Per spiegare quanto sia concreta e fisica la “nuvola”, per capire come è strutturata un’infrastruttura cloud e per dissipare i pregiudizi che ancora circolano, abbiamo chiesto a un responsabile Ibm di parlarci del cloud data center nell’area milanese, che fu il primo in Italia destinato appositamente a questo tipo di impiego. «Ibm è stato il primo cloud provider ad aprire un data center cloud in Italia, nel 2015, a Cornaredo, a nord ovest di Milano» ci spiega Silvia Bellucci, public cloud technical sales manager di Ibm, ovvero la donna che guida il team di architetti che disegnano soluzioni basate sui servizi cloud per la clientela di Big Blue.

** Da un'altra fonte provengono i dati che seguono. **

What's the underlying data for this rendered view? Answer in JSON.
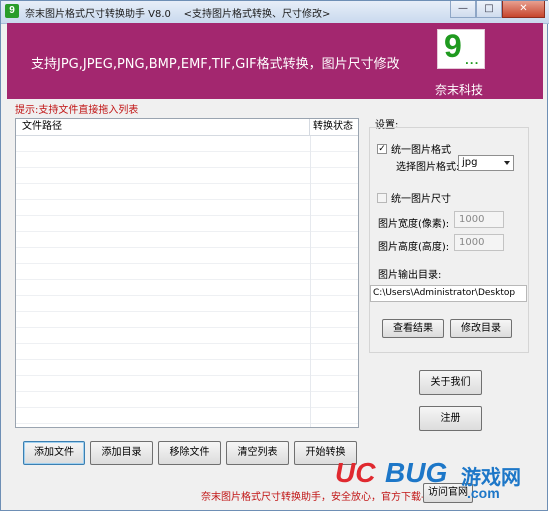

La zona che insiste su Cornaredo, Settimo, Pregnana e in generale la periferia nord-ovest di Milano è un po’ il “triangolo d’oro” della comunicazione digitale in Italia: qui, per ragioni geografiche e storiche, convergono numerosi backbone in fibra ad altissima capacità, e qui si trovano i principali nodi di interscambio digitale del nostro Paese. La zona quindi si presta particolarmente a realizzare data center che possono attrezzarsi facilmente con collegamenti multipli ad alta capacità, realizzando una ridondanza fondamentale per l’affidabilità della struttura.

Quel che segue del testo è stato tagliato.